Pour lui, «le konbu de première classe ne peut en aucun cas être récolté sur une plage moyenne». Ce qui fait aussi dire à ce francophile convaincu: «À l’instar du vin, le konbu connaît des années meilleures que d’autres. Puisque la croissance d’un bon konbu nécessite deux ans, une année de mauvaise récolte succède généralement à une année de récolte abondante. Les années ne diffèrent pas seulement par la quantité, mais aussi par la qualité: selon les conditions météorologiques, certaines sont bonnes et d’autres non.» Et de poursuivre sa comparaison avec le vin en expliquant que le processus de maturation de ses algues top qualité se fait en cellier (kura-gakoi), où la température et l’humidité sont maintenues à taux constant.

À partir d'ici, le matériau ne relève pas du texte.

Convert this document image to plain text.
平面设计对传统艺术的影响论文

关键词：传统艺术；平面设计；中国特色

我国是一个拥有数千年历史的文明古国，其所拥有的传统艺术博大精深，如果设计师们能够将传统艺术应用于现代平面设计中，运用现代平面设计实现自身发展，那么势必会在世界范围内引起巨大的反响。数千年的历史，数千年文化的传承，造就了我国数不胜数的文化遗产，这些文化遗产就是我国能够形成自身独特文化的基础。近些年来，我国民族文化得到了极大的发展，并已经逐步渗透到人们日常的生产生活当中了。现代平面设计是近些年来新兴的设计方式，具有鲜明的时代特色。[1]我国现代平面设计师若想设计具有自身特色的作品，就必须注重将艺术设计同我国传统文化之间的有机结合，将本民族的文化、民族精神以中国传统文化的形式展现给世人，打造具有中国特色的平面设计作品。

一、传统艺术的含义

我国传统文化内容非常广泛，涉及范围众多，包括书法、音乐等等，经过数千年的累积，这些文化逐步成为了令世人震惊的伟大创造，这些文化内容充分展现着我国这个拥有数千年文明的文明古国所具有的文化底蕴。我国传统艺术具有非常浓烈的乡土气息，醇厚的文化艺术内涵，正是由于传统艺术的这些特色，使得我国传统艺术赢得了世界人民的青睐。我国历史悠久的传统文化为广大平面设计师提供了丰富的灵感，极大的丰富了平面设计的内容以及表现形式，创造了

Comme il le détaille avec jubilation, cette tradition millénaire consiste à laisser reposer le rishiri-konbu comme on le ferait pour un vin millésimé. «Une romanée-conti, par exemple!» Le konbu acquiert alors un goût plus subtil et élégant encore, il se bonifie et «se charge» en umami. Si les algues en vente dans le commerce n’ont jamais plus de cinq ans, M. Okui conserve néanmoins, dans sa réserve personnelle, un exemplaire unique datant de 1998. Un gros fagot de végétaux secs et chenus qu’il vénère à l’instar d’un grand cru classé. On ne s’étonne plus qu’il milite pour la reconnaissance d’un statut de «kobulier», sorte d’alter ego marin du sommelier!

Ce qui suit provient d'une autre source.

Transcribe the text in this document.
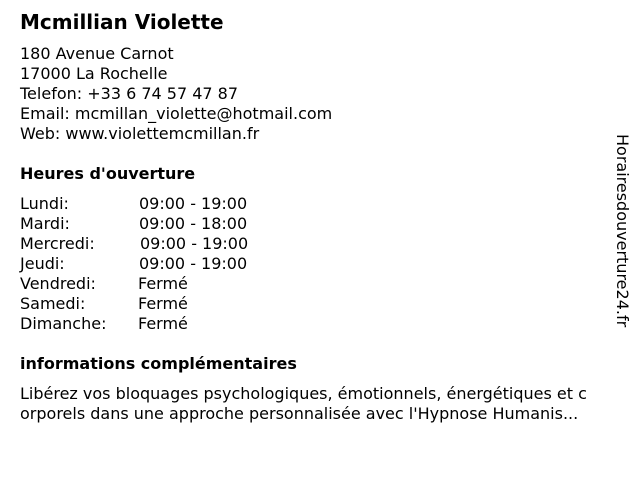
Mcmillian Violette
180 Avenue Carnot
17000 La Rochelle
Telefon: +33 6 74 57 47 87
Email: mcmillan_violette@hotmail.com
Web: www.violettemcmillan.fr
Heures d'ouverture
Lundi:	09:00 - 19:00
Mardi:	09:00 - 18:00
Mercredi:	09:00 - 19:00
Jeudi:	09:00 - 19:00
Vendredi:	Fermé
Samedi:	Fermé
Dimanche: Fermé
informations complémentaires
Libérez vos bloquages psychologiques, émotionnels, énergétiques et c
orporels dans une approche personnalisée avec l'Hypnose Humanis...
Horairesdouverture24.fr
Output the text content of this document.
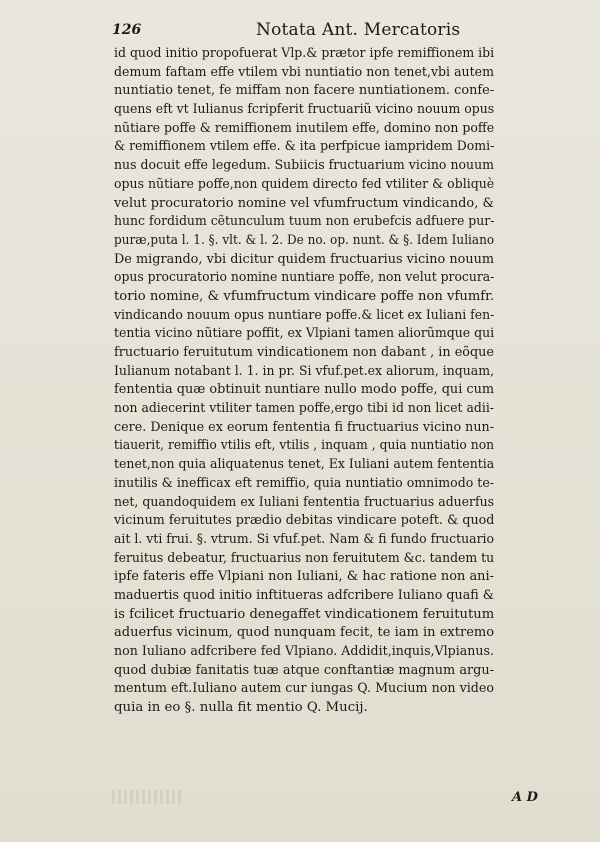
126	Notata Ant. Mercatoris
id quod initio propofuerat Vlp.& prætor ipfe remiffionem ibi
demum faftam effe vtilem vbi nuntiatio non tenet,vbi autem
nuntiatio tenet, fe miffam non facere nuntiationem. confe-
quens eft vt Iulianus fcripferit fructuariũ vicino nouum opus
nũtiare poffe & remiffionem inutilem effe, domino non poffe
& remiffionem vtilem effe. & ita perfpicue iampridem Domi-
nus docuit effe legedum. Subiicis fructuarium vicino nouum
opus nũtiare poffe,non quidem directo fed vtiliter & obliquè
velut procuratorio nomine vel vfumfructum vindicando, &
hunc fordidum cẽtunculum tuum non erubefcis adfuere pur-
puræ,puta l. 1. §. vlt. & l. 2. De no. op. nunt. & §. Idem Iuliano
De migrando, vbi dicitur quidem fructuarius vicino nouum
opus procuratorio nomine nuntiare poffe, non velut procura-
torio nomine, & vfumfructum vindicare poffe non vfumfr.
vindicando nouum opus nuntiare poffe.& licet ex Iuliani fen-
tentia vicino nũtiare poffit, ex Vlpiani tamen aliorũmque qui
fructuario feruitutum vindicationem non dabant , in eõque
Iulianum notabant l. 1. in pr. Si vfuf.pet.ex aliorum, inquam,
fententia quæ obtinuit nuntiare nullo modo poffe, qui cum
non adiecerint vtiliter tamen poffe,ergo tibi id non licet adii-
cere. Denique ex eorum fententia fi fructuarius vicino nun-
tiauerit, remiffio vtilis eft, vtilis , inquam , quia nuntiatio non
tenet,non quia aliquatenus tenet, Ex Iuliani autem fententia
inutilis & inefficax eft remiffio, quia nuntiatio omnimodo te-
net, quandoquidem ex Iuliani fententia fructuarius aduerfus
vicinum feruitutes prædio debitas vindicare poteft. & quod
ait l. vti frui. §. vtrum. Si vfuf.pet. Nam & fi fundo fructuario
feruitus debeatur, fructuarius non feruitutem &c. tandem tu
ipfe fateris effe Vlpiani non Iuliani, & hac ratione non ani-
maduertis quod initio inftitueras adfcribere Iuliano quafi &
is fcilicet fructuario denegaffet vindicationem feruitutum
aduerfus vicinum, quod nunquam fecit, te iam in extremo
non Iuliano adfcribere fed Vlpiano. Addidit,inquis,Vlpianus.
quod dubiæ fanitatis tuæ atque conftantiæ magnum argu-
mentum eft.Iuliano autem cur iungas Q. Mucium non video
quia in eo §. nulla fit mentio Q. Mucij.
A D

Un rôle dans la prévention de certains cancers
Le konbu frais est récolté de juillet à septembre par des bateaux spéciaux avant d’être ramené au rivage où il est séché une journée entière au soleil. Encore maniable, il est alors conditionné puis entreposé jusqu’à maturation. Les algues rishiri mesurent entre 2,5 et 3 mètres mais peuvent parfois atteindre jusqu’à 10 mètres de long. Brunes lorsqu’elles sont fraîches, elles deviennent noires une fois sèches, tout en restant blanches à l’intérieur. Pour faire le dashi, il faut d’abord faire tremper le konbu durant 24 heures afin de le ramollir, puis le cuire à 60°C pendant une heure. On éteint ensuite et on enlève le konbu du bouillon, dans lequel on ajoute des copeaux de bonite séchée à macérer. Il ne reste plus qu’à filtrer la préparation au chinois.

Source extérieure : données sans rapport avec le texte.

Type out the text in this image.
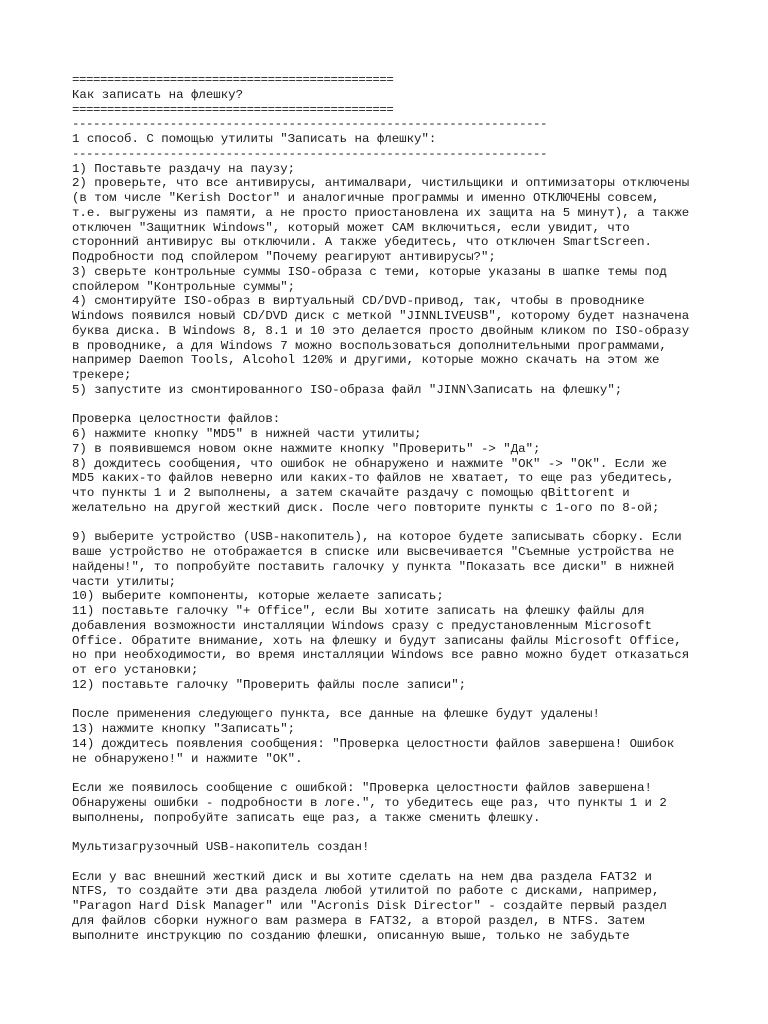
==============================================
Как записать на флешку?
==============================================
--------------------------------------------------------------------
1 способ. С помощью утилиты "Записать на флешку":
--------------------------------------------------------------------
1) Поставьте раздачу на паузу;
2) проверьте, что все антивирусы, антималвари, чистильщики и оптимизаторы отключены
(в том числе "Kerish Doctor" и аналогичные программы и именно ОТКЛЮЧЕНЫ совсем,
т.е. выгружены из памяти, а не просто приостановлена их защита на 5 минут), а также
отключен "Защитник Windows", который может САМ включиться, если увидит, что
сторонний антивирус вы отключили. А также убедитесь, что отключен SmartScreen.
Подробности под спойлером "Почему реагируют антивирусы?";
3) сверьте контрольные суммы ISO-образа с теми, которые указаны в шапке темы под
спойлером "Контрольные суммы";
4) смонтируйте ISO-образ в виртуальный CD/DVD-привод, так, чтобы в проводнике
Windows появился новый CD/DVD диск с меткой "JINNLIVEUSB", которому будет назначена
буква диска. В Windows 8, 8.1 и 10 это делается просто двойным кликом по ISO-образу
в проводнике, а для Windows 7 можно воспользоваться дополнительными программами,
например Daemon Tools, Alcohol 120% и другими, которые можно скачать на этом же
трекере;
5) запустите из смонтированного ISO-образа файл "JINN\Записать на флешку";
Проверка целостности файлов:
6) нажмите кнопку "MD5" в нижней части утилиты;
7) в появившемся новом окне нажмите кнопку "Проверить" -> "Да";
8) дождитесь сообщения, что ошибок не обнаружено и нажмите "ОК" -> "ОК". Если же
MD5 каких-то файлов неверно или каких-то файлов не хватает, то еще раз убедитесь,
что пункты 1 и 2 выполнены, а затем скачайте раздачу с помощью qBittorent и
желательно на другой жесткий диск. После чего повторите пункты с 1-ого по 8-ой;
9) выберите устройство (USB-накопитель), на которое будете записывать сборку. Если
ваше устройство не отображается в списке или высвечивается "Съемные устройства не
найдены!", то попробуйте поставить галочку у пункта "Показать все диски" в нижней
части утилиты;
10) выберите компоненты, которые желаете записать;
11) поставьте галочку "+ Office", если Вы хотите записать на флешку файлы для
добавления возможности инсталляции Windows сразу с предустановленным Microsoft
Office. Обратите внимание, хоть на флешку и будут записаны файлы Microsoft Office,
но при необходимости, во время инсталляции Windows все равно можно будет отказаться
от его установки;
12) поставьте галочку "Проверить файлы после записи";
После применения следующего пункта, все данные на флешке будут удалены!
13) нажмите кнопку "Записать";
14) дождитесь появления сообщения: "Проверка целостности файлов завершена! Ошибок
не обнаружено!" и нажмите "ОК".
Если же появилось сообщение с ошибкой: "Проверка целостности файлов завершена!
Обнаружены ошибки - подробности в логе.", то убедитесь еще раз, что пункты 1 и 2
выполнены, попробуйте записать еще раз, а также сменить флешку.
Мультизагрузочный USB-накопитель создан!
Если у вас внешний жесткий диск и вы хотите сделать на нем два раздела FAT32 и
NTFS, то создайте эти два раздела любой утилитой по работе с дисками, например,
"Paragon Hard Disk Manager" или "Acronis Disk Director" - создайте первый раздел
для файлов сборки нужного вам размера в FAT32, а второй раздел, в NTFS. Затем
выполните инструкцию по созданию флешки, описанную выше, только не забудьте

Les algues rishiri mesurent entre 2,5 et 3 mètres mais peuvent parfois atteindre jusqu’à 10 mètres de long
Ce qui fait aussi la valeur de cette algue, encore confidentielle en Europe, ce sont ses propriétés nutritives. Totalement acalorique mais riche en fibres et sels minéraux, elle jouerait un rôle dans la prévention de certains cancers, la régulation artérielle et la lutte contre le vieillissement. Mais l’histoire du konbu, au-delà de ses qualités nutritionnelles, reste aussi celle d’un peuple nourri de religion et de spiritualité. Durant mille ans, Kyoto fut la capitale du pays (794-1868), période durant laquelle les moines zen, extrêmement puissants, jouèrent un rôle essentiel dans le développement de la cuisine. Le bouddhisme leur interdisant toute matière animale, leur régime végétarien strict leur fit remplacer le poisson par le konbu qu’ils utilisèrent aussi dans bien d’autres plats. Aujourd’hui, le rishiri-konbu rentre en France par la grande porte des étoilés. Et nul besoin d’être bouddhiste pour l’apprécier.